For $V_\mathrm{A}\gg V_\mathrm{CE}$, this is approximated as:

$I_\mathrm{C} = I_\mathrm{S} \mathrm{e}^\frac{V_\mathrm{BE}}{V_\mathrm{T}}$

We will also use the small signal output impedance:

$r_\mathrm{0} = \frac{V_\mathrm{A}}{I_\mathrm{C}}$

Current Mirror and Current Source

The current mirror is a widely used building block that acts as a current buffer. The current flowing in the input branch of the circuit is mirrored so that the same current also flows in the output branch. An ideal current mirror has an infinite output impedance since it acts like a current source. It can be built with PNP transistors to make a source of positive current, and NPN transistors to make a current sink.

Simple current mirror

A simple PNP current mirror looks like this:

The circuit consists of two similar transistors with their bases and emitters connected. Since the base-emitter voltages of the two transistors are equal then their collector currents should also be equal. The input transistor $T_1$ has its collector connected to its base, so it acts like a diode and provides a sink for the base currents of the transistors. Simulate the current mirror using this circuit:

Make sure to select a specific transistor model after you have placed them on your schematic. Use 2N2907 for PNP transistors. The diode-connected transistor $T_1$ has a fixed collector voltage, allowing the input current to be set with $R_1$. $V_\mathrm{CC}$ and $V_\mathrm{C}$ should be set up with voltage sources, with $V_\text{C}=-10$V at first. Choose a value of $R_1$ so that $I_\text{IN}=1$ mA.

We are interested in the DC (bias or quiescent) performance of the current mirror, so run a DC operating point simulation — 'DC op pnt' in the simulation setup window in LTspice. When you run the simulation this returns a table listing all the DC voltages and currents in the circuit. Note how the use of node names in the circuit makes it easier to read the simulation results.

• Run a DC analysis to find $I_\mathrm{IN}$ and $I_\mathrm{OUT}$. What is the current transfer ratio between input and output?

The current mirror can be compared to an ideal current source by finding its output resistance $R_\mathrm{OUT}$. Find this by varying $R_\mathrm{OUT}$ between −15V and −5V. You can use the `DC Sweep' simulation mode, which allows you to step the value of $V_\mathrm{C}$ and record the output current for each step.

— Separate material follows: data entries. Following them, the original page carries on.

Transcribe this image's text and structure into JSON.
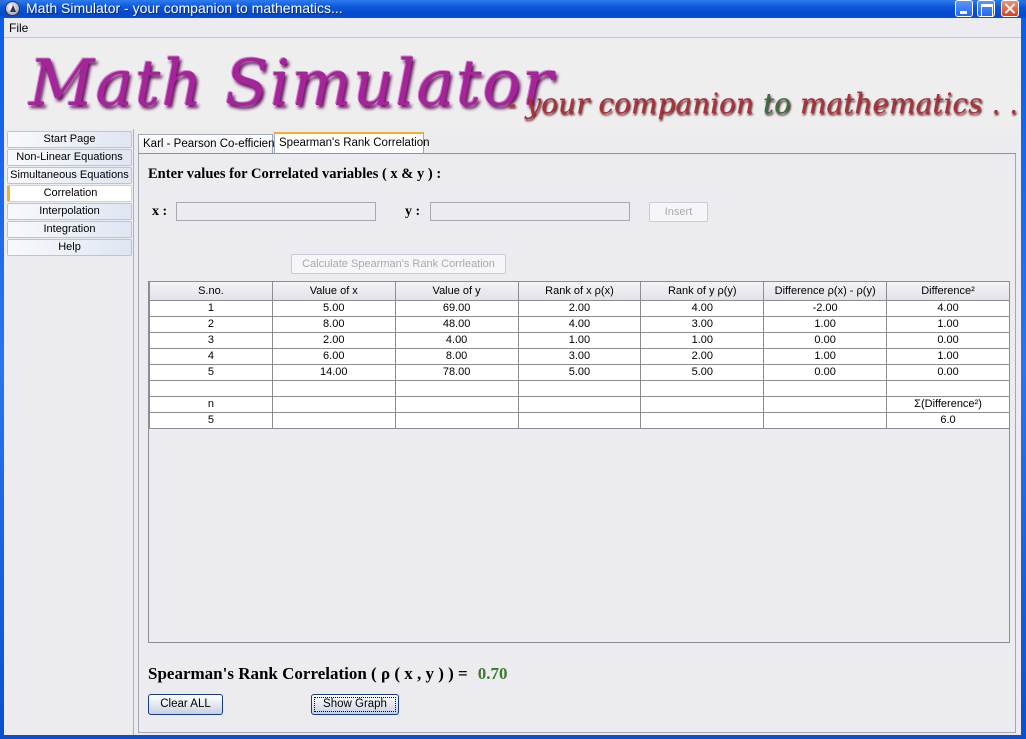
{
  "window": {
    "title": "Math Simulator - your companion to mathematics...",
    "icon": "app-logo-icon"
  },
  "menu": {
    "items": [
      "File"
    ]
  },
  "banner": {
    "title": "Math Simulator",
    "tagline_prefix": "- your companion ",
    "tagline_accent": "to",
    "tagline_rest": " mathematics . . ."
  },
  "sidebar": {
    "items": [
      {
        "label": "Start Page",
        "active": false
      },
      {
        "label": "Non-Linear Equations",
        "active": false
      },
      {
        "label": "Simultaneous Equations",
        "active": false
      },
      {
        "label": "Correlation",
        "active": true
      },
      {
        "label": "Interpolation",
        "active": false
      },
      {
        "label": "Integration",
        "active": false
      },
      {
        "label": "Help",
        "active": false
      }
    ]
  },
  "tabs": [
    {
      "label": "Karl - Pearson Co-efficient",
      "active": false
    },
    {
      "label": "Spearman's Rank Correlation",
      "active": true
    }
  ],
  "form": {
    "heading": "Enter values for Correlated variables ( x & y ) :",
    "x_label": "x :",
    "y_label": "y :",
    "x_value": "",
    "y_value": "",
    "insert_label": "Insert",
    "calculate_label": "Calculate Spearman's Rank Corrleation"
  },
  "table": {
    "headers": [
      "S.no.",
      "Value of x",
      "Value of y",
      "Rank of x  ρ(x)",
      "Rank of y  ρ(y)",
      "Difference  ρ(x) - ρ(y)",
      "Difference²"
    ],
    "rows": [
      [
        "1",
        "5.00",
        "69.00",
        "2.00",
        "4.00",
        "-2.00",
        "4.00"
      ],
      [
        "2",
        "8.00",
        "48.00",
        "4.00",
        "3.00",
        "1.00",
        "1.00"
      ],
      [
        "3",
        "2.00",
        "4.00",
        "1.00",
        "1.00",
        "0.00",
        "0.00"
      ],
      [
        "4",
        "6.00",
        "8.00",
        "3.00",
        "2.00",
        "1.00",
        "1.00"
      ],
      [
        "5",
        "14.00",
        "78.00",
        "5.00",
        "5.00",
        "0.00",
        "0.00"
      ],
      [
        "",
        "",
        "",
        "",
        "",
        "",
        ""
      ],
      [
        "n",
        "",
        "",
        "",
        "",
        "",
        "Σ(Difference²)"
      ],
      [
        "5",
        "",
        "",
        "",
        "",
        "",
        "6.0"
      ]
    ]
  },
  "result": {
    "label": "Spearman's Rank Correlation ( ρ ( x , y ) ) =",
    "value": "0.70",
    "value_color": "#3a7a2a"
  },
  "buttons": {
    "clear_label": "Clear ALL",
    "graph_label": "Show Graph"
  }
}
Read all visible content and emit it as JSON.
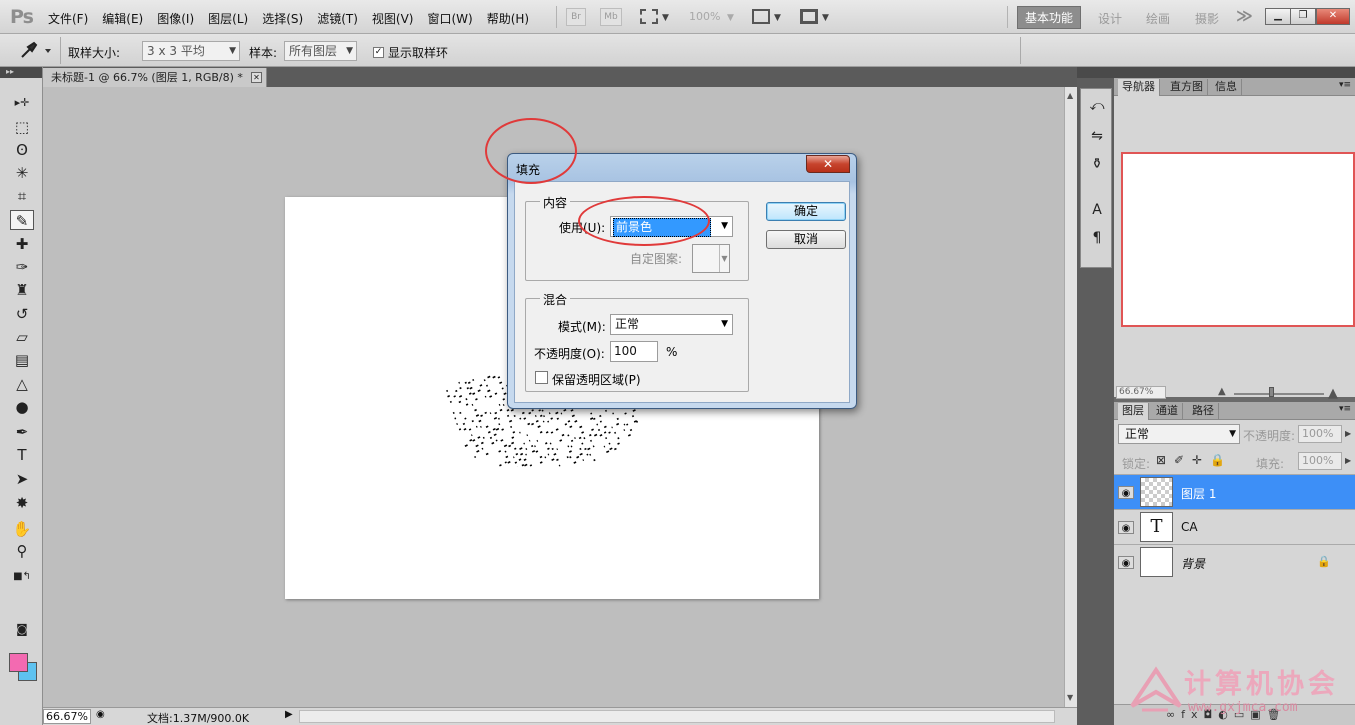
{
  "app": {
    "logo": "Ps",
    "menu": [
      "文件(F)",
      "编辑(E)",
      "图像(I)",
      "图层(L)",
      "选择(S)",
      "滤镜(T)",
      "视图(V)",
      "窗口(W)",
      "帮助(H)"
    ],
    "bridge_btn": "Br",
    "minibridge_btn": "Mb",
    "zoom_level": "100%",
    "workspaces": {
      "active": "基本功能",
      "design": "设计",
      "painting": "绘画",
      "photography": "摄影",
      "more": "≫"
    },
    "window_controls": {
      "minimize": "▁",
      "restore": "❐",
      "close": "✕"
    }
  },
  "options_bar": {
    "sample_size_label": "取样大小:",
    "sample_size_value": "3 x 3 平均",
    "sample_label": "样本:",
    "sample_value": "所有图层",
    "show_ring_label": "显示取样环",
    "show_ring_checked": "✓"
  },
  "document": {
    "tab_title": "未标题-1 @ 66.7% (图层 1, RGB/8) *",
    "tab_close": "✕",
    "status_zoom": "66.67%",
    "status_doc": "文档:1.37M/900.0K"
  },
  "toolbox": {
    "tools": [
      {
        "icon": "move-icon",
        "glyph": "▸✛"
      },
      {
        "icon": "marquee-icon",
        "glyph": "⬚"
      },
      {
        "icon": "lasso-icon",
        "glyph": "ʘ"
      },
      {
        "icon": "quick-select-icon",
        "glyph": "✳"
      },
      {
        "icon": "crop-icon",
        "glyph": "⌗"
      },
      {
        "icon": "eyedropper-icon",
        "glyph": "✎"
      },
      {
        "icon": "healing-icon",
        "glyph": "✚"
      },
      {
        "icon": "brush-icon",
        "glyph": "✑"
      },
      {
        "icon": "stamp-icon",
        "glyph": "♜"
      },
      {
        "icon": "history-brush-icon",
        "glyph": "↺"
      },
      {
        "icon": "eraser-icon",
        "glyph": "▱"
      },
      {
        "icon": "gradient-icon",
        "glyph": "▤"
      },
      {
        "icon": "blur-icon",
        "glyph": "△"
      },
      {
        "icon": "dodge-icon",
        "glyph": "●"
      },
      {
        "icon": "pen-icon",
        "glyph": "✒"
      },
      {
        "icon": "type-icon",
        "glyph": "T"
      },
      {
        "icon": "path-select-icon",
        "glyph": "➤"
      },
      {
        "icon": "shape-icon",
        "glyph": "✸"
      },
      {
        "icon": "hand-icon",
        "glyph": "✋"
      },
      {
        "icon": "zoom-icon",
        "glyph": "⚲"
      }
    ],
    "foreground_color": "#f36ab1",
    "background_color": "#5ec2f0"
  },
  "navigator": {
    "tabs": [
      "导航器",
      "直方图",
      "信息"
    ],
    "zoom": "66.67%"
  },
  "layers": {
    "tabs": [
      "图层",
      "通道",
      "路径"
    ],
    "blend_mode": "正常",
    "opacity_label": "不透明度:",
    "opacity_value": "100%",
    "lock_label": "锁定:",
    "fill_label": "填充:",
    "fill_value": "100%",
    "items": [
      {
        "name": "图层 1",
        "selected": true,
        "thumb": "transparent"
      },
      {
        "name": "CA",
        "selected": false,
        "thumb": "T"
      },
      {
        "name": "背景",
        "selected": false,
        "thumb": "white",
        "locked": true
      }
    ]
  },
  "dialog": {
    "title": "填充",
    "close_glyph": "✕",
    "content_group": "内容",
    "use_label": "使用(U):",
    "use_value": "前景色",
    "custom_pattern_label": "自定图案:",
    "blend_group": "混合",
    "mode_label": "模式(M):",
    "mode_value": "正常",
    "opacity_label": "不透明度(O):",
    "opacity_value": "100",
    "opacity_unit": "%",
    "preserve_label": "保留透明区域(P)",
    "ok_button": "确定",
    "cancel_button": "取消"
  },
  "watermark": {
    "title": "计算机协会",
    "url": "www.gxjmca.com"
  }
}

$R_\text{OUT}=\frac{\Delta V_\text{C}}{\Delta I_\text{OUT}}$

• Find the output resistance of the current mirror. Does it match the predicted output resistance $r_\text{0}=V_\mathrm{A}/I_\mathrm{C}$?

Wilson Current Mirror

The simple current mirror has a few sources of inaccuracy:

• $I_\mathrm{C}$ for the two transistors is only equal if the transistors are identical. In simulation this is true, but in practice transistors will have slightly different $I_\mathrm{C}$ for the same $V_\mathrm{BE}$
• $I_\mathrm{IN}$ includes the $I_\mathrm{B}$ of $T_2$ and, since $\beta$ is finite, this causes a difference between the currents
• BJTs have a finite output resistance and $I_\mathrm{OUT}$ will depend on $V_\mathrm{CE}$ of $T_2$

A much higher quality current-mirror can be obtained by the addition of just a single transistor, connected between the input and the output of the simple current-mirror. The modified circuit is shown below — it is known as the Wilson current mirror after its inventor.

The extra transistor, $T_3$, now accounts for most of the voltage drop between $V_\mathrm{CC}$ and the output. That means $T_1$ and $T_2$ have a similar $V_\mathrm{CE}$ and therefore $I_\mathrm{C}$ of the two transistors is closer. $T_3$ also cancels out the effect of the base current in the output and reduces the error due to finite β.

Choose the value of $R_1$ so that $I_\text{IN}=1$ mA again. Note that the voltage of the input node is now $V_\text{CC}-2V_\text{BE}$

• Repeat the characterisation of the current mirror and look for an improvement in the current transfer ratio and output impedance.